The following bind iron out of the body through the intestines ( I found some have been discussed on this forum but not for their iron binding qualities):
quinine (tonic water, but check that the quinine is real)
lactoferrin
curcumin (a formula that doesn't break down in the stomach)
green tea extract
berberine
There are probably more. The dosages are variable. I feel I am wandering in no man's land. My current plan is to start getting iron panels every 30 or 60 days through my naturopath to monitor my hemoglobin and serum ferritin to see what progress I am making. Being my own guinea pig. I would be just as happy to deal with an allopath but I can't find any that impress me as the least bit knowledgeable. Even though my naturopath isn't especially expert on hemochromatosis he is willing to explore and work with me as opposed to some of my other physicians who have been downright condescending and rude about this, mostly I believe to hide their own ignorance.
One of the groups who also have problems with iron overload who can't reduce it with blood draws is the people who have beta-thalassemia. The disease is treated with blood transfusions but with each transfusion comes more serum ferritin. The thalassemia population is much larger than those of us with multiple myeloma. There is much research looking for a way to counteract the iron overload for the thalassemia folk. There are iron chelation drugs being used in Europe that are not in common use in the USA. These chelators as well as those in use in the USA, of course, still have other side effects.

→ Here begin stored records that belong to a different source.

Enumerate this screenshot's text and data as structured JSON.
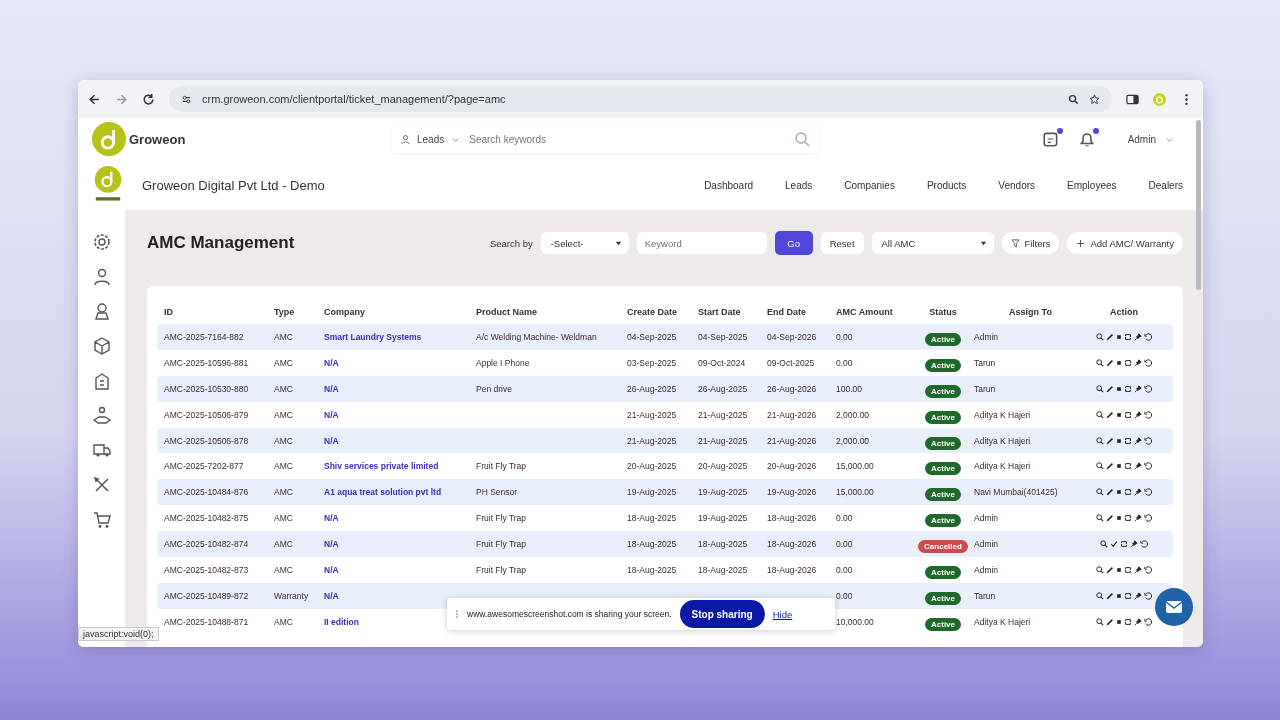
{
  "browser": {
    "url": "crm.groweon.com/clientportal/ticket_management/?page=amc"
  },
  "header": {
    "brand": "Groweon",
    "search_scope": "Leads",
    "search_placeholder": "Search keywords",
    "notifications": [
      {
        "unread": true
      },
      {
        "unread": true
      }
    ],
    "user": "Admin"
  },
  "company_bar": {
    "name": "Groweon Digital Pvt Ltd - Demo",
    "nav": [
      {
        "label": "Dashboard",
        "selected": false
      },
      {
        "label": "Leads",
        "selected": false
      },
      {
        "label": "Companies",
        "selected": false
      },
      {
        "label": "Products",
        "selected": false
      },
      {
        "label": "Vendors",
        "selected": false
      },
      {
        "label": "Employees",
        "selected": false
      },
      {
        "label": "Dealers",
        "selected": false
      }
    ]
  },
  "sidebar": {
    "items": [
      {
        "kind": "gear"
      },
      {
        "kind": "user"
      },
      {
        "kind": "badge"
      },
      {
        "kind": "cube"
      },
      {
        "kind": "building"
      },
      {
        "kind": "hand"
      },
      {
        "kind": "truck"
      },
      {
        "kind": "tools"
      },
      {
        "kind": "cart"
      }
    ]
  },
  "page": {
    "title": "AMC Management",
    "search_by_label": "Search by",
    "search_by_value": "-Select-",
    "keyword_placeholder": "Keyword",
    "go": "Go",
    "reset": "Reset",
    "type_filter": "All AMC",
    "filters": "Filters",
    "add": "Add AMC/ Warranty"
  },
  "table": {
    "columns": [
      "ID",
      "Type",
      "Company",
      "Product Name",
      "Create Date",
      "Start Date",
      "End Date",
      "AMC Amount",
      "Status",
      "Assign To",
      "Action"
    ],
    "rows": [
      {
        "id": "AMC-2025-7164-882",
        "type": "AMC",
        "company": "Smart Laundry Systems",
        "product": "A/c Welding Machine- Weldman",
        "create": "04-Sep-2025",
        "start": "04-Sep-2025",
        "end": "04-Sep-2026",
        "amount": "0.00",
        "status": {
          "label": "Active",
          "kind": "active"
        },
        "assign": "Admin"
      },
      {
        "id": "AMC-2025-10596-881",
        "type": "AMC",
        "company": "N/A",
        "product": "Apple I Phone",
        "create": "03-Sep-2025",
        "start": "09-Oct-2024",
        "end": "09-Oct-2025",
        "amount": "0.00",
        "status": {
          "label": "Active",
          "kind": "active"
        },
        "assign": "Tarun"
      },
      {
        "id": "AMC-2025-10530-880",
        "type": "AMC",
        "company": "N/A",
        "product": "Pen drive",
        "create": "26-Aug-2025",
        "start": "26-Aug-2025",
        "end": "26-Aug-2026",
        "amount": "100.00",
        "status": {
          "label": "Active",
          "kind": "active"
        },
        "assign": "Tarun"
      },
      {
        "id": "AMC-2025-10506-879",
        "type": "AMC",
        "company": "N/A",
        "create": "21-Aug-2025",
        "start": "21-Aug-2025",
        "end": "21-Aug-2026",
        "amount": "2,000.00",
        "status": {
          "label": "Active",
          "kind": "active"
        },
        "assign": "Aditya K Hajeri"
      },
      {
        "id": "AMC-2025-10506-878",
        "type": "AMC",
        "company": "N/A",
        "create": "21-Aug-2025",
        "start": "21-Aug-2025",
        "end": "21-Aug-2026",
        "amount": "2,000.00",
        "status": {
          "label": "Active",
          "kind": "active"
        },
        "assign": "Aditya K Hajeri"
      },
      {
        "id": "AMC-2025-7202-877",
        "type": "AMC",
        "company": "Shiv services private limited",
        "product": "Fruit Fly Trap",
        "create": "20-Aug-2025",
        "start": "20-Aug-2025",
        "end": "20-Aug-2026",
        "amount": "15,000.00",
        "status": {
          "label": "Active",
          "kind": "active"
        },
        "assign": "Aditya K Hajeri"
      },
      {
        "id": "AMC-2025-10484-876",
        "type": "AMC",
        "company": "A1 aqua treat solution pvt ltd",
        "product": "PH Sensor",
        "create": "19-Aug-2025",
        "start": "19-Aug-2025",
        "end": "19-Aug-2026",
        "amount": "15,000.00",
        "status": {
          "label": "Active",
          "kind": "active"
        },
        "assign": "Navi Mumbai(401425)"
      },
      {
        "id": "AMC-2025-10482-875",
        "type": "AMC",
        "company": "N/A",
        "product": "Fruit Fly Trap",
        "create": "18-Aug-2025",
        "start": "19-Aug-2025",
        "end": "18-Aug-2026",
        "amount": "0.00",
        "status": {
          "label": "Active",
          "kind": "active"
        },
        "assign": "Admin"
      },
      {
        "id": "AMC-2025-10482-874",
        "type": "AMC",
        "company": "N/A",
        "product": "Fruit Fly Trap",
        "create": "18-Aug-2025",
        "start": "18-Aug-2025",
        "end": "18-Aug-2026",
        "amount": "0.00",
        "status": {
          "label": "Cancelled",
          "kind": "cancelled"
        },
        "assign": "Admin"
      },
      {
        "id": "AMC-2025-10482-873",
        "type": "AMC",
        "company": "N/A",
        "product": "Fruit Fly Trap",
        "create": "18-Aug-2025",
        "start": "18-Aug-2025",
        "end": "18-Aug-2026",
        "amount": "0.00",
        "status": {
          "label": "Active",
          "kind": "active"
        },
        "assign": "Admin"
      },
      {
        "id": "AMC-2025-10489-872",
        "type": "Warranty",
        "company": "N/A",
        "amount": "0.00",
        "status": {
          "label": "Active",
          "kind": "active"
        },
        "assign": "Tarun"
      },
      {
        "id": "AMC-2025-10488-871",
        "type": "AMC",
        "company": "II edition",
        "amount": "10,000.00",
        "status": {
          "label": "Active",
          "kind": "active"
        },
        "assign": "Aditya K Hajeri"
      }
    ]
  },
  "share_bar": {
    "message": "www.awesomescreenshot.com is sharing your screen.",
    "stop": "Stop sharing",
    "hide": "Hide"
  },
  "status_bar": "javascript:void(0);"
}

Let's hope the thalassemia research helps multiple myeloma patients as well.
Heparin stripped of its anti-coagulant properties is high on the list of possible ways to suppress or regulate hepcidin. Heparin has such a long history of safe use and few side-effects that it looks like a great candidate if the developers can make enough $$ from it (it is out of patent now). And yes that was a small snark about big P. One of the encouraging things coming out of the thalassemia studies is that there is evidence that iron that has already accumulated in organs may be not be permanent. Heart studies are showing that iron accumulation in the heart can be reversed. The detection of iron in the heart requires special scanners-somewhat experimental. Iron may be one of the culprits responsible for A-fib. Too much or too little iron (hemochromatosis includes both) masquerades as many other diseases.
One catch-22 aspect of hemochromatosis is that the disease falls under so many different medical specialties -- gastroenterology where it affects the liver, hematology, endocrinology. The current lack of knowledge from one specialty to another and in general practice is appalling, especially considering that the iron folks say that 1 in 250 people have hemochromatosis. One Japanese article speculated that iron is going to be the up and coming health concern of the immediate future/next 10 years.

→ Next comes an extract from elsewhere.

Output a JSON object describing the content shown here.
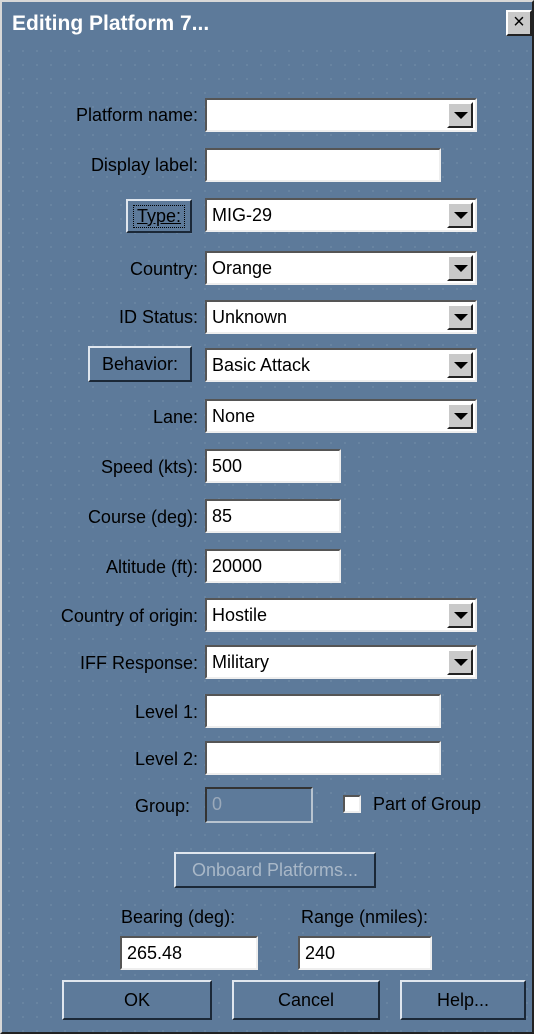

Here's another fun catch-22. Iron panels used to be the norm until one of Lab Corp's subsidiaries decided to charge for them even when they weren't requested. As a result of the scandal in 2009 iron panels were taken off the standard CBC you would normally received from your PCP. Making hemochromatosis, a very common disorder, even more difficult to catch and diagnose. (Although this may sound like conspiracy, I got it from the iron folks.)
Hemochromatosis may not be only collateral damage it may turn out to be the point of origin.